Und die Pflanze ist uns Schwester, so wie das Tier uns Bruder ist.

Wenn wir den Büffel jagen, weil sein Fleisch uns Kraft gibt,

so töten wir ihn mit allem Respekt, den das Leben uns gebietet, aber das Töten ist stets das Selbe und wir töten letztlich doch wie und warum ihr es auch tut.

Wenn wir Getreide ernten, so töten wir es ebenfalls, denn wir reißen es heraus

aus der Wurzel seines Lebens, aber obwohl ihr das selbe tut, gesteht ihr dem Leben selbst hier noch weniger Wert zu, als ihr es schon bei den Tieren tut, wenn ihr sie jagt, obwohl ihr keinen Hunger habt sondern mit dem Fleisch Geschäfte machen wollt.
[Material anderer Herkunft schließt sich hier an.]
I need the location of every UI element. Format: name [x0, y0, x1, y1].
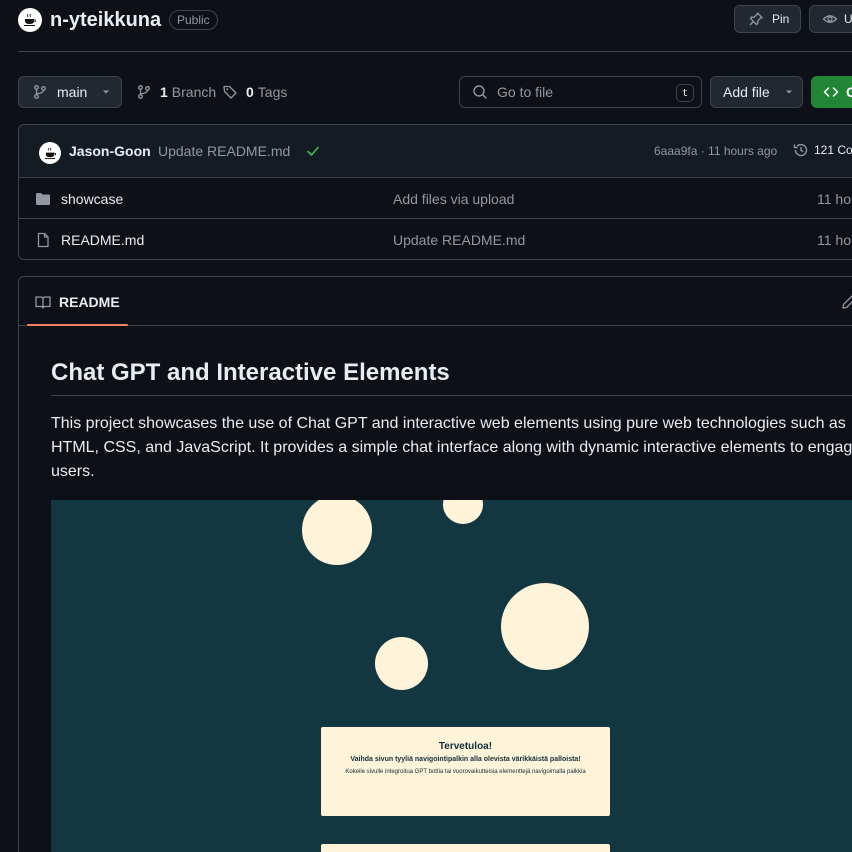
folder-icon: [36, 193, 50, 205]
welcome-card: Tervetuloa! Vaihda sivun tyyliä navigoin…: [321, 727, 610, 816]
history-icon: [793, 143, 808, 157]
readme-paragraph: This project showcases the use of Chat G…: [51, 415, 852, 480]
repo-header: n-yteikkuna Public Pin Un: [0, 0, 852, 52]
add-file-label: Add file: [723, 84, 770, 100]
active-tab-indicator: [27, 324, 128, 326]
eye-icon: [822, 15, 838, 23]
search-icon: [473, 85, 487, 99]
coffee-cup-icon: [24, 13, 37, 26]
keyboard-shortcut-hint: t: [676, 84, 694, 102]
color-ball: [501, 583, 589, 670]
welcome-hint: Kokeile sivulle integroitua GPT bottia t…: [345, 769, 586, 775]
file-commit-message[interactable]: Add files via upload: [393, 191, 514, 207]
commit-history-link[interactable]: 121 Co: [793, 142, 852, 158]
pencil-icon[interactable]: [841, 294, 852, 310]
code-button-label: C: [846, 84, 852, 100]
add-file-button[interactable]: Add file: [710, 76, 803, 108]
welcome-subtitle: Vaihda sivun tyyliä navigointipalkin all…: [350, 756, 581, 763]
preview-screenshot: Tervetuloa! Vaihda sivun tyyliä navigoin…: [51, 500, 852, 852]
preview-card: [321, 844, 610, 852]
color-ball: [443, 500, 483, 524]
readme-heading: Chat GPT and Interactive Elements: [51, 359, 450, 386]
branch-name: main: [57, 84, 88, 100]
file-row-readme[interactable]: README.md Update README.md 11 hou: [19, 219, 852, 259]
heading-divider: [51, 395, 852, 396]
branch-count: 1: [160, 84, 168, 100]
book-icon: [35, 295, 51, 309]
file-commit-message[interactable]: Update README.md: [393, 232, 525, 248]
pin-icon: [749, 12, 763, 26]
readme-tab-bar: README: [19, 277, 852, 326]
repo-owner-avatar[interactable]: [18, 8, 42, 32]
latest-commit-bar: Jason-Goon Update README.md 6aaa9fa · 11…: [19, 125, 852, 178]
file-row-showcase[interactable]: showcase Add files via upload 11 hou: [19, 178, 852, 219]
commit-count: 121 Co: [814, 143, 852, 157]
watch-button[interactable]: Un: [809, 5, 852, 33]
file-name[interactable]: README.md: [61, 232, 144, 248]
branch-count-label: Branch: [171, 84, 217, 100]
file-icon: [37, 232, 49, 248]
tab-readme-label: README: [59, 293, 120, 310]
code-button[interactable]: C: [811, 76, 852, 108]
chevron-down-icon: [785, 90, 792, 94]
file-name[interactable]: showcase: [61, 191, 123, 207]
commit-author-avatar[interactable]: [39, 142, 61, 164]
code-brackets-icon: [823, 87, 839, 97]
pin-button[interactable]: Pin: [734, 5, 801, 33]
file-table: Jason-Goon Update README.md 6aaa9fa · 11…: [18, 124, 852, 260]
repo-name[interactable]: n-yteikkuna: [50, 8, 161, 32]
commit-author-link[interactable]: Jason-Goon: [69, 143, 151, 159]
git-branch-icon: [34, 85, 46, 99]
color-ball: [375, 637, 428, 690]
file-commit-age: 11 hou: [817, 191, 852, 207]
branches-link[interactable]: 1 Branch: [136, 84, 216, 100]
git-branch-icon: [138, 85, 150, 99]
welcome-title: Tervetuloa!: [438, 741, 493, 752]
tag-icon: [223, 85, 237, 99]
tag-count: 0: [246, 84, 254, 100]
readme-panel: README Chat GPT and Interactive Elements…: [18, 276, 852, 852]
header-divider: [18, 51, 852, 52]
go-to-file-placeholder: Go to file: [497, 84, 554, 100]
commit-message-link[interactable]: Update README.md: [158, 143, 290, 159]
file-commit-age: 11 hou: [817, 232, 852, 248]
color-ball: [302, 500, 372, 565]
check-icon[interactable]: [305, 143, 321, 159]
watch-label: Un: [844, 12, 852, 26]
tags-link[interactable]: 0 Tags: [222, 84, 287, 100]
visibility-badge: Public: [169, 10, 218, 30]
go-to-file-input[interactable]: Go to file t: [459, 76, 702, 108]
pin-label: Pin: [772, 12, 790, 26]
commit-hash-time[interactable]: 6aaa9fa · 11 hours ago: [654, 144, 777, 158]
coffee-cup-icon: [44, 147, 56, 159]
branch-select-button[interactable]: main: [18, 76, 122, 108]
tag-count-label: Tags: [257, 84, 288, 100]
chevron-down-icon: [103, 90, 110, 94]
tab-readme[interactable]: README: [27, 277, 128, 326]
Ich würde das ja besser verstehen, wenn ihr meint, ihr dürftet mit den Tieren

so verfahren wie mit dem Korn, das abgeerntet werden muss, wenn die Zeit da ist,

und von dem man einen Vorrat hält. Aber da ihr nicht einmal bewusst darüber seid,

dass auch dieses Ernten ein Töten ist, nur weil Euch die Tiere ähnlicher zu Euch selbst erscheinen, will ich nicht alles lesen, was in Euren Büchern steht !“

 

„Verzeiht mir bitte, Ihr seid wirklich ein Mann von großer Weisheit.“,

sagte nun die junge Frau mit allem Respekt, und sie wollte nun wirklich wissen, welchen Rat er denn für sie bei seinen verstorbenen Ahnen erfragen würde.

Ihre Scheu war zumindest für diesen Augenblick ehrlicher Bewunderung gewichen,

auch ihr Vater, den langsam der Hunger plagte, hatte aufmerksam zugehört und

dabei immer wieder gedacht, dass er leider in der falschen Zivilisation aufgewachsen war. Wenn es trotz des Feuers nicht so dunkel gewesen wäre, dann hätte seine Tochter genauso wie der Häuptling gesehen, dass ihm die Tränen gekommen waren.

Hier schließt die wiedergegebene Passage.